You cannot improve a process if you don't know exactly how it operates today. The biggest mistake managers make is trying to fix a process based on how they think it works, rather than how it actually works.

To identify inefficiencies, you must map the current state. A great starting point is the SIPOC Diagram, which gives you a high-level view. Next, physically walk the process (or follow the digital paper trail) and ask the people doing the work where their biggest frustrations lie. Look for:

  • Wait times: Where does a task sit idle waiting for an approval?
  • Rework: How often is work sent back because it was done incorrectly the first time?
  • Information silos: Are people copying data manually from one system to another?

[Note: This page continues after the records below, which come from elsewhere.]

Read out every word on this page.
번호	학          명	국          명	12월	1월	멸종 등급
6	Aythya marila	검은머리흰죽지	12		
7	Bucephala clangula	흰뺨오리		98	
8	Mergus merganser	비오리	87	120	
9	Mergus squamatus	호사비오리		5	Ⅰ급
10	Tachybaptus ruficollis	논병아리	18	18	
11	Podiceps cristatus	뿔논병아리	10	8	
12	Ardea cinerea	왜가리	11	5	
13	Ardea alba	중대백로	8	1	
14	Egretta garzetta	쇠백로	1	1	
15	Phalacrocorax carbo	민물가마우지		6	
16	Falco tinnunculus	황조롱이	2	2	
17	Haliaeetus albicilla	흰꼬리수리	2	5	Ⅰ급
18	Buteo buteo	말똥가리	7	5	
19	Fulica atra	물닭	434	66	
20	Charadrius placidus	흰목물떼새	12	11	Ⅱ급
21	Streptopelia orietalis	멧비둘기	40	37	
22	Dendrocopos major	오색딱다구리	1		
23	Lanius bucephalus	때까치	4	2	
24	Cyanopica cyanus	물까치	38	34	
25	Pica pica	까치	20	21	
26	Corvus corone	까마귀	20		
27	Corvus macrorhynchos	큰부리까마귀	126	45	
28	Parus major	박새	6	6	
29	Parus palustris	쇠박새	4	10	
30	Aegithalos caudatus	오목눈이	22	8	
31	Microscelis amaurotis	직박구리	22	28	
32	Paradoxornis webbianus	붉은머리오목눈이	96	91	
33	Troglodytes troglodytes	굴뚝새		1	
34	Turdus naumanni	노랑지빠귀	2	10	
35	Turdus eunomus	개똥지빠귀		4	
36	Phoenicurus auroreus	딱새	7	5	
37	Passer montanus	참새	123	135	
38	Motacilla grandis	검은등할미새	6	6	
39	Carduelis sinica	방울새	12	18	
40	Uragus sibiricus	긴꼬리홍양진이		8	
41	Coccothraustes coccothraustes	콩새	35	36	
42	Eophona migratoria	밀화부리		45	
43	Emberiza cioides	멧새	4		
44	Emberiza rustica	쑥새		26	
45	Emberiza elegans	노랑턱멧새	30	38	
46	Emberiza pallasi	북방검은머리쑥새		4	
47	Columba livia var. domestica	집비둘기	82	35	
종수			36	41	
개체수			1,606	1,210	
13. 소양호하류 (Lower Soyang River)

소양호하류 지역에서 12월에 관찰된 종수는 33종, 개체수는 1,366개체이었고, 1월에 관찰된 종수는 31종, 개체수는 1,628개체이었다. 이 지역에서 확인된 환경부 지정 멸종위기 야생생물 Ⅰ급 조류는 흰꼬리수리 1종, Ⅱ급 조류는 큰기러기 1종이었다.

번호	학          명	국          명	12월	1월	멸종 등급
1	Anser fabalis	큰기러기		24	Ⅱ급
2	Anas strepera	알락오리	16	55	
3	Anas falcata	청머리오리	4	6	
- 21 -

5 Practical Improvement Strategies

Once you have mapped the process and found the pain points, use these five practical strategies to streamline the workflow. You don't need expensive software to apply these; you just need a willingness to challenge the status quo.

1. Remove the "Waste"

In Lean methodology, waste is anything that does not add value to the end customer. Look at your process steps and brutally ask: "If we stopped doing this step tomorrow, would the customer care?" This includes unnecessary managerial approvals, generating reports that nobody reads, and redundant quality checks. If it doesn't add value or satisfy a compliance requirement, remove it entirely.

2. Automate Repetitive Steps

Humans are terrible at repetitive data entry, but computers excel at it. If your process involves copying data from an email into a spreadsheet, or moving files between folders, it is ripe for automation. Simple no-code tools like Zapier or Microsoft Power Automate can instantly eliminate hours of manual admin work, freeing your team to focus on high-value tasks.

3. Standardise the Work

Variation is the enemy of efficiency. If five different employees handle the same task in five different ways, you do not have a process—you have chaos. Document the "one best way" to complete the task and create a simple Standard Operating Procedure (SOP) or checklist. This ensures consistent quality and makes training new staff significantly faster.

4. Reduce Handovers

Every time a task is handed from one person or department to another, there is a risk of delay, miscommunication, and error. Map out your handovers. Can you empower one person to handle steps 1, 2, and 3, instead of splitting it across three people? By reducing the number of "touchpoints," you drastically reduce the overall cycle time.

5. Fix the True Root Cause

When a problem occurs, don't just apply a temporary band-aid. Use Root Cause Analysis tools like the 5 Whys to drill down into why the system failed. Fixing the root cause ensures the problem is eliminated permanently, rather than constantly draining your team's time in future firefighting.

Workplace Example: Streamlining Expense Approvals

Let's apply this framework to a classic office frustration: the employee expense approval process.

The problem: It takes an average of 21 days for employees to be reimbursed, leading to constant complaints and wasted time for the finance team.

Identifying inefficiencies: The team maps the "As-Is" process. They find that employees fill out a paper form, physically hand it to their manager for a signature (often waiting days if the manager is traveling), and then scan it to finance, who manually type the details into the accounting system.

Applying the strategies:

  • Standardise: They move to a standardised digital form, eliminating illegible handwriting.
  • Reduce Handovers & Remove Waste: They change the policy so that any expense under £50 no longer requires managerial approval, eliminating a massive bottleneck.
  • Automate: The digital form automatically feeds the data directly into the finance system, eliminating the manual data entry step.

The result: The reimbursement time drops from 21 days to 3 days, and the finance team reclaims 15 hours a week of admin time.

Summary

Improving processes at work is not about working harder; it is about working smarter. By mapping your current workflow, identifying where the friction lies, and applying strategies like standardisation, automation, and waste reduction, you can significantly improve your daily operations. Remember, you don't have to fix the entire company at once—start with one painful process, apply these steps, and build momentum from there.